The Chief of Army Staff (COAS) General Qamar Javed Bajwa asserted on August 24, 2020, that the Pak-Afghan border fencing would solidify ‘security and peace’.

Meanwhile, Afghanistan continues to oppose Pakistani action to fence the border. The Afghan Ministry of Foreign Affairs on August 11, 2020, claimed that Islamabad was conducting “illegal” fencing along the Durand Line. It lodged a protest through the Afghan embassy in Islamabad to Pakistan’s Ministry of Foreign Affairs and the Pakistani Embassy in Kabul. The Afghan Ministry of Foreign Affairs protest came after the statement of the Deputy Governor of Afghanistan’s Kunar Province, Gul Mohammad Bedar, who asserted that Pakistan had started constructing the fencing in a ‘shifty way’. He also stated that Pakistan wanted to take over some important areas of Afghanistan.

However, on August 13, 2020, Pakistan rejected the Afghan foreign ministry’s claim. Pakistan Foreign Office (FO) Spokesperson Zahid Hafeez Chaudhri, issued a statement, declaring,


Fencing along the Pakistan-Afghanistan border is being done to address Pakistan’s serious security concerns and is fully in accordance with the established norms of international law, without encroaching into Afghan territory.

Pakistan meanwhile continues to shell the bordering areas inside Afghanistan to deter the Afghan Forces from raising any opposition to the fencing. In July 2020, the Afghan border forces in Kunar Province claimed that they had tried to prevent border fencing activities by the Pakistani Army alongside the Durand Line, but Pakistani Forces started firing missiles into Kunar Province. On July 21, 2020, Afghan National Security Adviser Hamdullah Mohib, during a visit to the eastern provinces, asserted that the recent artillery attacks by the Pakistani military forces on Afghanistan’s eastern Kunar province would not go without a response.

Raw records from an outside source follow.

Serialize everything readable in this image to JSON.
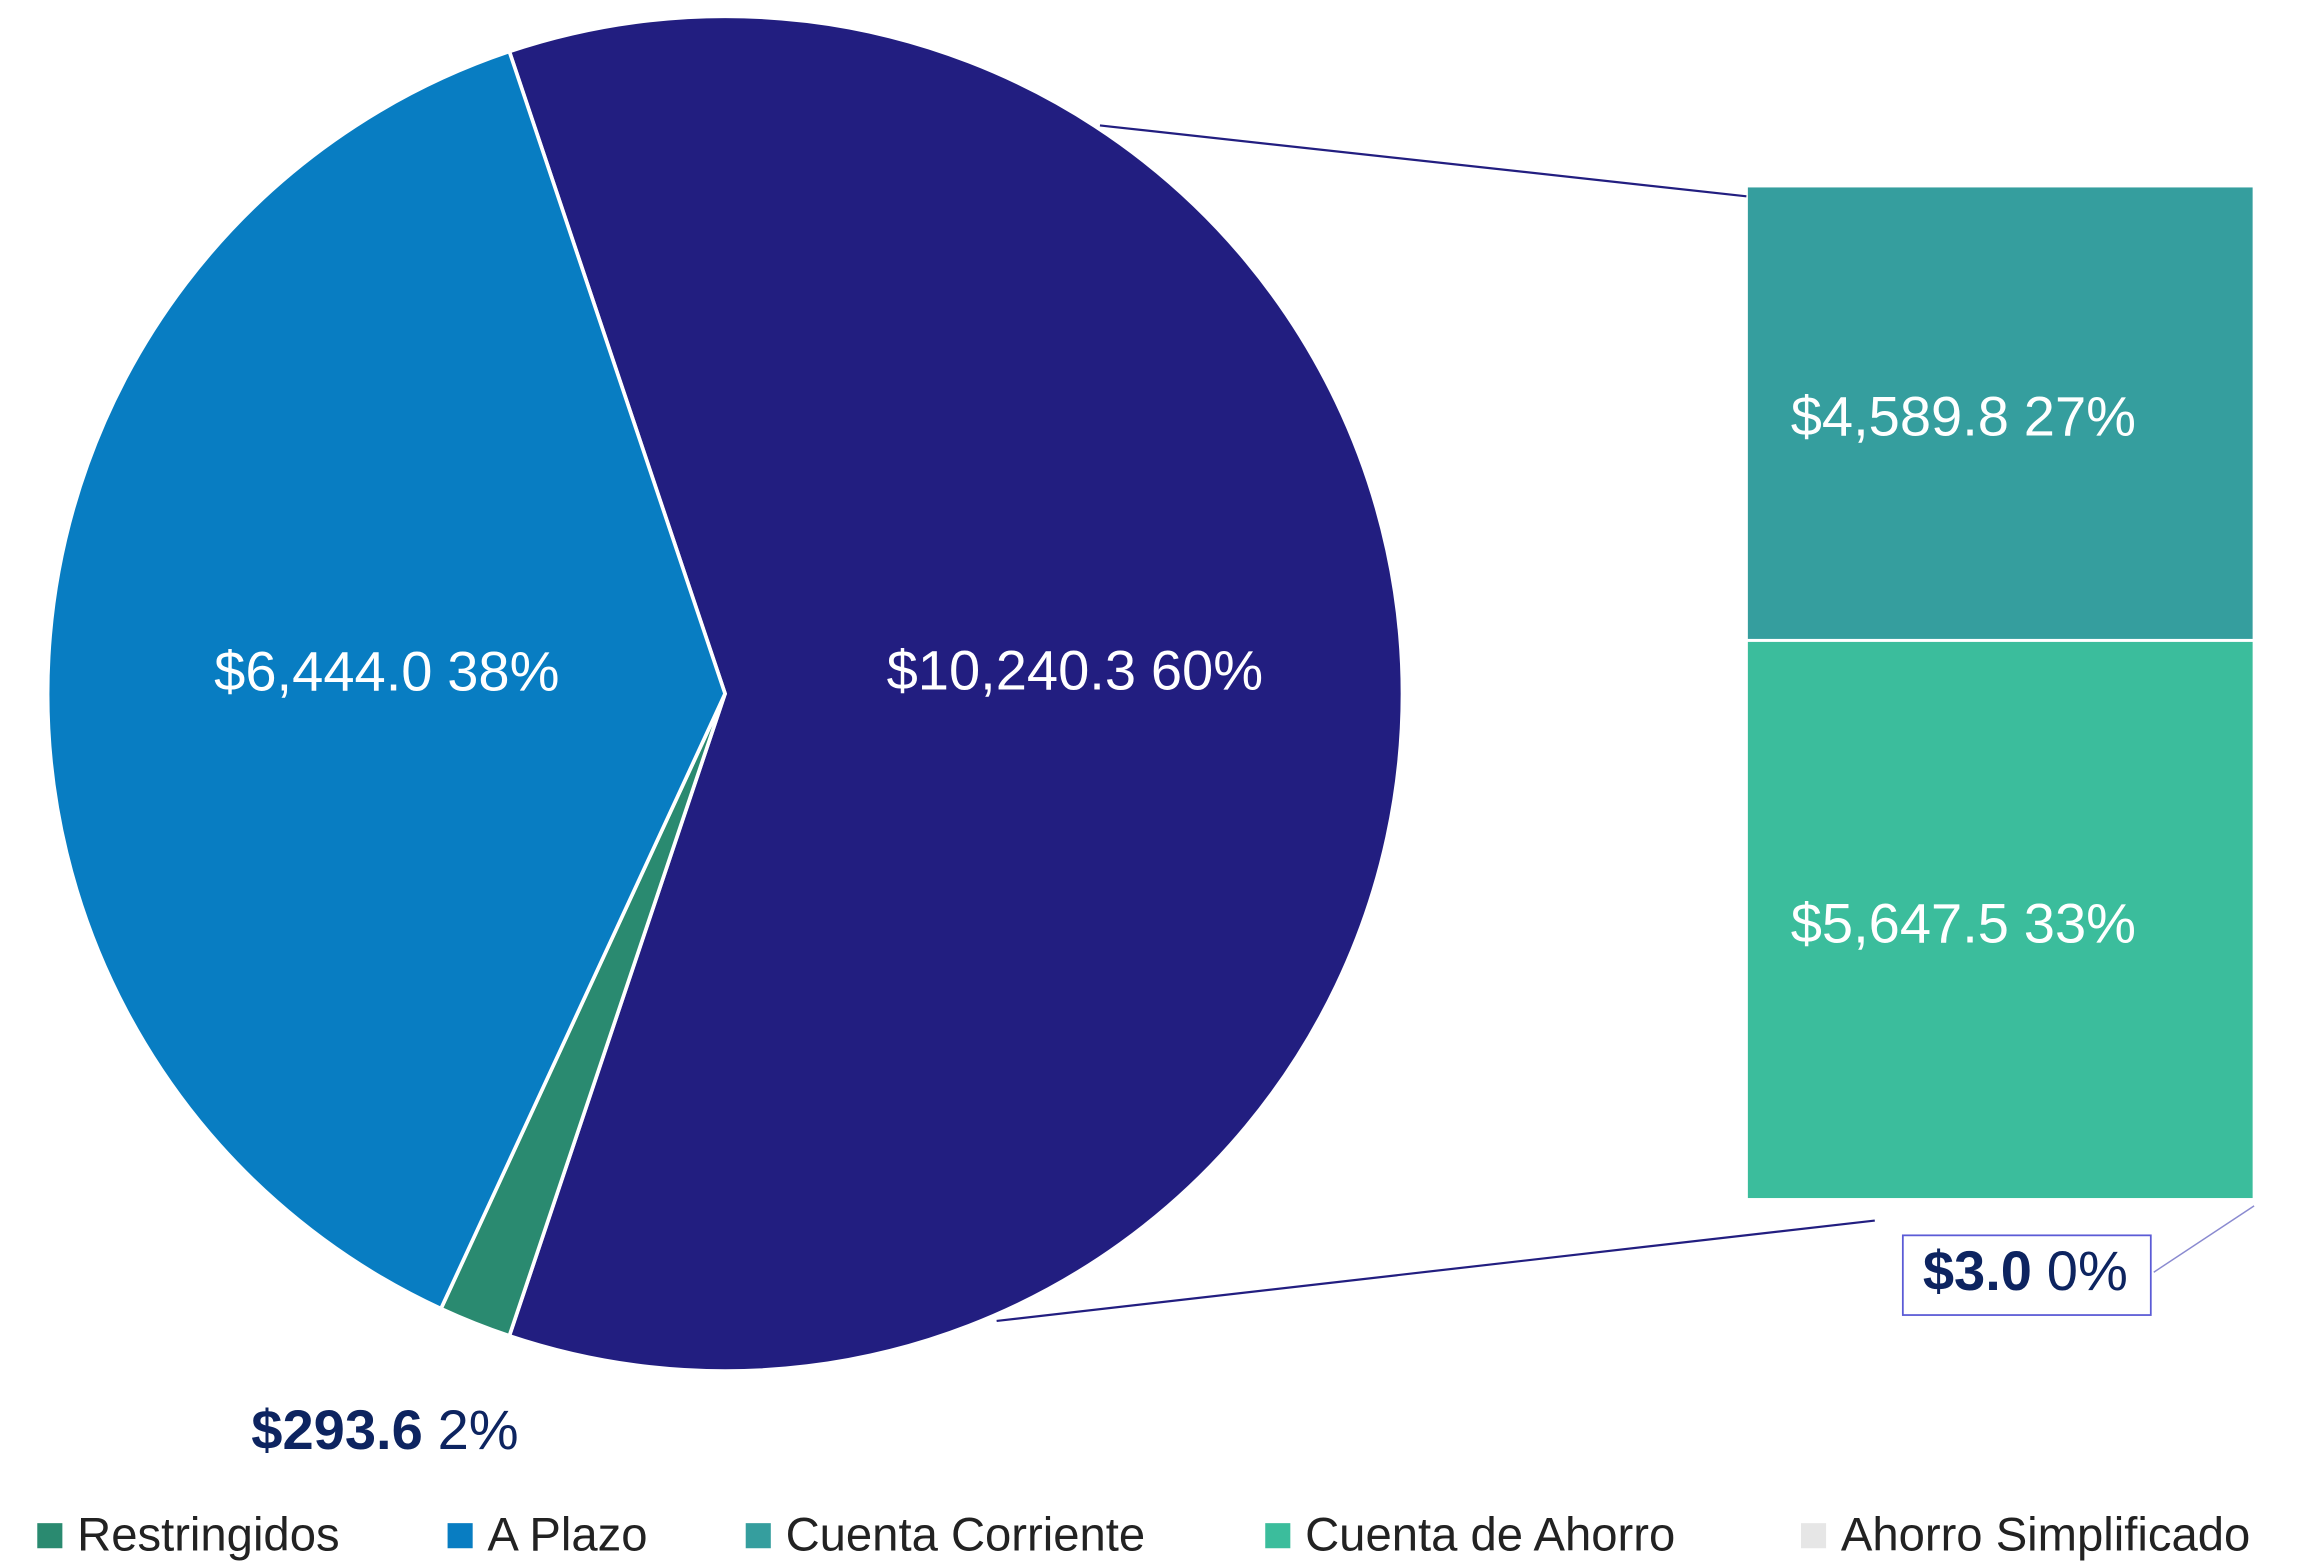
{
  "chart_data": {
    "type": "bar_of_pie",
    "categories": [
      "Restringidos",
      "A Plazo",
      null
    ],
    "values": [
      293.6,
      6444.0,
      10240.3
    ],
    "value_labels": [
      "$293.6",
      "$6,444.0",
      "$10,240.3"
    ],
    "percent_labels": [
      "2%",
      "38%",
      "60%"
    ],
    "colors": [
      "#2a8a70",
      "#087dc2",
      "#221e80"
    ],
    "breakout": {
      "categories": [
        "Cuenta Corriente",
        "Cuenta de Ahorro",
        "Ahorro Simplificado"
      ],
      "values": [
        4589.8,
        5647.5,
        3.0
      ],
      "value_labels": [
        "$4,589.8",
        "$5,647.5",
        "$3.0"
      ],
      "percent_labels": [
        "27%",
        "33%",
        "0%"
      ],
      "colors": [
        "#359e9e",
        "#3bbd9c",
        "#e6e6e6"
      ]
    },
    "legend": "bottom"
  }
}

According to official data submitted by the Afghanistan Government to the UN on February 22, 2019, over the period 2012-17, Pakistani forces fired nearly 29,000 artillery shells into Afghanistan, killing 82 people and injuring 187. Since January 2018, Pakistani troops had been involved in 161 violations and fired more than 6,000 mortar and artillery shells into Afghan territory. Though, there is no current official data regarding cross-border shelling, the Pakistani side has not ceased shelling into Afghanistan border provinces, with frequent reports in the media regarding such incidents. On July 20, 2020, for instance, the Kunar Province Governor’s spokesperson Abdul Ghani Musamim disclosed, “Pakistani forces have fired 29 artillery rounds into Sheltan district of eastern Kunar province over the last 24 hours.”

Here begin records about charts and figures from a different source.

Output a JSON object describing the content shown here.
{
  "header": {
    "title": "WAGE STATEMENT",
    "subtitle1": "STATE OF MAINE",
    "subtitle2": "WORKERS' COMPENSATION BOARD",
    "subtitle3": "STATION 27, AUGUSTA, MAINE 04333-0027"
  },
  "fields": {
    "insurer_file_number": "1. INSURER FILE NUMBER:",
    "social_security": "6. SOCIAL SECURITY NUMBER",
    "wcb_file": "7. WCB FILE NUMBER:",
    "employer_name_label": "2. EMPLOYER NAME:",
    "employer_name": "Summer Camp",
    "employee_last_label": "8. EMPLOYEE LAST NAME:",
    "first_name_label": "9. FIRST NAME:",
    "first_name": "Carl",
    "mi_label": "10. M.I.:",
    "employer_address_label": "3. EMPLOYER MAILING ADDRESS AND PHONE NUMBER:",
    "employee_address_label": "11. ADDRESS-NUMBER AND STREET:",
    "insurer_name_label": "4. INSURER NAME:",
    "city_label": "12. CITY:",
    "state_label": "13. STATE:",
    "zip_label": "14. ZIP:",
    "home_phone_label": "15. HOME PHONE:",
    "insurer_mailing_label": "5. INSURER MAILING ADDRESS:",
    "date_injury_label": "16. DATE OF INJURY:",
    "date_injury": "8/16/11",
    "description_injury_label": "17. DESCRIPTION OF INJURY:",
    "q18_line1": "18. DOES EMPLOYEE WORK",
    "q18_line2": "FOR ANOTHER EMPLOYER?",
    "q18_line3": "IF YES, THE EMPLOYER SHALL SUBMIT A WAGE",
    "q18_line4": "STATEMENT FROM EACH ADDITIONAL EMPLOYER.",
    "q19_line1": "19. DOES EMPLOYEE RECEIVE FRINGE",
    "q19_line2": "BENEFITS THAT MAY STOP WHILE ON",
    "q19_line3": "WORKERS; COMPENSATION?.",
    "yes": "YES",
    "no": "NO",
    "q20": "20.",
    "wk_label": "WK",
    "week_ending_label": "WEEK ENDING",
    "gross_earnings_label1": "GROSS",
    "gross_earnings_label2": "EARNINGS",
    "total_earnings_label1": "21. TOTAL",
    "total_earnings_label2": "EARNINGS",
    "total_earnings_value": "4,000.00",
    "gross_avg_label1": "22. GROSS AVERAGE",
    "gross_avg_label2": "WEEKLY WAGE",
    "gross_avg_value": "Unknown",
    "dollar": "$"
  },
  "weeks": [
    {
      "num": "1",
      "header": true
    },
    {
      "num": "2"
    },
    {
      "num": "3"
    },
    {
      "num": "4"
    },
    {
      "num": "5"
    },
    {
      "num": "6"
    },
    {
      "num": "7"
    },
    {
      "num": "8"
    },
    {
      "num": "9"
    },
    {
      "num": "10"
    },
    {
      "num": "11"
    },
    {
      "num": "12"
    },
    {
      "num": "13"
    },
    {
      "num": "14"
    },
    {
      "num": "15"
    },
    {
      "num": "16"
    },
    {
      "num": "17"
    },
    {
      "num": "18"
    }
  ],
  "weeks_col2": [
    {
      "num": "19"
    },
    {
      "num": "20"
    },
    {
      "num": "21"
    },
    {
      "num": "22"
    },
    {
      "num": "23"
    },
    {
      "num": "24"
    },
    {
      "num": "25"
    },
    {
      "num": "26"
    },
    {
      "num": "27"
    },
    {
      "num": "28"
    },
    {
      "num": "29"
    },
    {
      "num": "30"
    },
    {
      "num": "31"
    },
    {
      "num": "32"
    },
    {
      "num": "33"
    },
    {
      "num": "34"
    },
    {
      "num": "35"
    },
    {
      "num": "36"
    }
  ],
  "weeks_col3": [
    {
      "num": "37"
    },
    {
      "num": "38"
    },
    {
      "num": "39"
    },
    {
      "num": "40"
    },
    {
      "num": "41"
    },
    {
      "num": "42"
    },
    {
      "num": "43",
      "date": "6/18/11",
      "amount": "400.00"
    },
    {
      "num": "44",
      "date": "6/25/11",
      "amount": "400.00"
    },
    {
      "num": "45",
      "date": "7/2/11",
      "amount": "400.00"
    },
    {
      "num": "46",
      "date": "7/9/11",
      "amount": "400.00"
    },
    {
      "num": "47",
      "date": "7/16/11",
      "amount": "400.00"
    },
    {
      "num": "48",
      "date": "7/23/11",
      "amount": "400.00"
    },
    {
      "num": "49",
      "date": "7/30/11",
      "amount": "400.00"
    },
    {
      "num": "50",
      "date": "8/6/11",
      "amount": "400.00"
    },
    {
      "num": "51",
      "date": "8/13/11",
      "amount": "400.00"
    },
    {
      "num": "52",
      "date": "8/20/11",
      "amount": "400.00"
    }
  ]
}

At least 22 persons were killed and 111 injured at Chaman International border in Qilla Abdullah District of Balochistan on July 30, 2020. Afghanistan accused Pakistan of killing 15 civilians and injuring 80 others during clashes. On Pakistan’s side, seven persons were killed and 31 injured. The Governor of Afghanistan’s Kandahar Province, Hayatullah Hayat, stated, on July 31, that shells fired by Pakistani SFs fell on homes in the border town of Spin Boldak, with women and children among 15 dead and 80 hurt. “If the Pakistani military continues its rocket attacks on Afghan territory, they will face retaliation by the Afghan army,” Afghanistan’s Defence Ministry stated.

The problem is that, under in the pretext of militancy, the Pakistan Army has been trying to legalise its century-old claims over the Durand Line by erecting the fencing unilaterally. In the context of the emerging situation in Afghanistan, volatility along the border is likely to increase over the foreseeable future.